= Raymond Isaac Follo =

Congolese politician

Raymond Isaac Follo is a Congolese politician who has served in the National Assembly of Congo-Brazzaville since 2012.

==Life and career==
At the Sixth Extraordinary Congress of the Congolese Labour Party (PCT), held in July 2011, Follo was elected to the PCT's 471-member Central Committee.

In the July-August 2012 parliamentary election, Follo stood as the PCT candidate in Ngoyo constituency, located in Pointe-Noire. In the first round of voting, he placed first with 30% of the vote, ahead of Henri Tchimbakala Mavoungou of the Rally for Democracy and Social Progress (RDPS), who received 15.63%. The PCT and the RDPS were both members of the Presidential Majority loyal to President Denis Sassou Nguesso, and as a result of an agreement between the parties, Tchimbakala Mavoungou, as the second place candidate, withdrew from the vote in favor of Follo. Consequently, Follo was elected without opposition in the second round of voting, receiving 100% of the vote.

When the National Assembly began meeting for its new parliamentary term, Follo was designated as Secretary of the Planning, Spatial Planning, Environment and Housing Commission of the National Assembly on 19 September 2012.

On 23 February 2013, Follo held his first meeting with his constituents, discussing parliamentary work and donating shovels, hoes, and wheelbarrows, as well as office equipment and school supplies.

Follo was elected as President of the PCT District Committee for Ngoyo on 8 September 2013.

On 12 October 2013, Follo held his second constituent meeting, discussing the work of the National Assembly and the passage of various items of legislation. He reiterated that he wanted to remain close to his constituents by holding regular constituent meetings, rotating through the different parts of the constituency. He also encouraged people to register to vote, and he gave out school kits to Ngoyo's best performing students.

Follo held his third constituent meeting on 1-2 February 2014. He variously donated beds, mattresses, and cement to local medical facilities, schools, and churches. Discussing his parliamentary work, he explained his proposed amendments to the 2014 state budget. These amendments, which were included in the budget, concerned various infrastructure improvements in Ngoyo: the completion of a local town hall, expansion and improvement of local medical facilities, and construction work at schools.

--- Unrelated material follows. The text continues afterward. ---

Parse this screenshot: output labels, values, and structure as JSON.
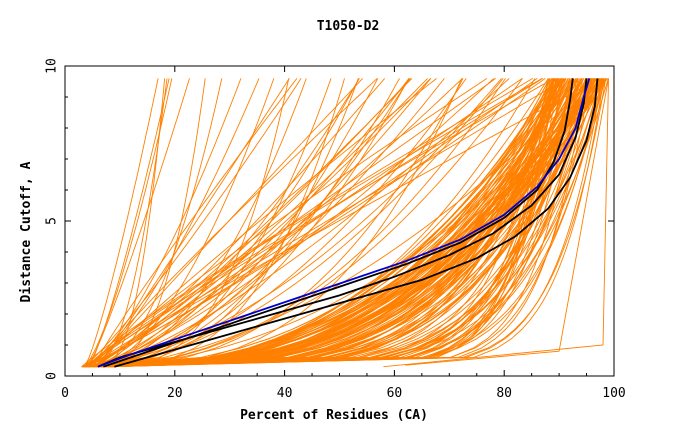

Follo headed the PCT's candidate list in Ngoyo for the September 2014 local elections and was elected as a local councillor. In the July 2017 parliamentary election, he was re-elected to the National Assembly as the PCT candidate in Ngoyo, winning the seat in the first round with 70% of the vote. He was designated as Rapporteur of the Planning Commission of the National Assembly on 2 September 2017.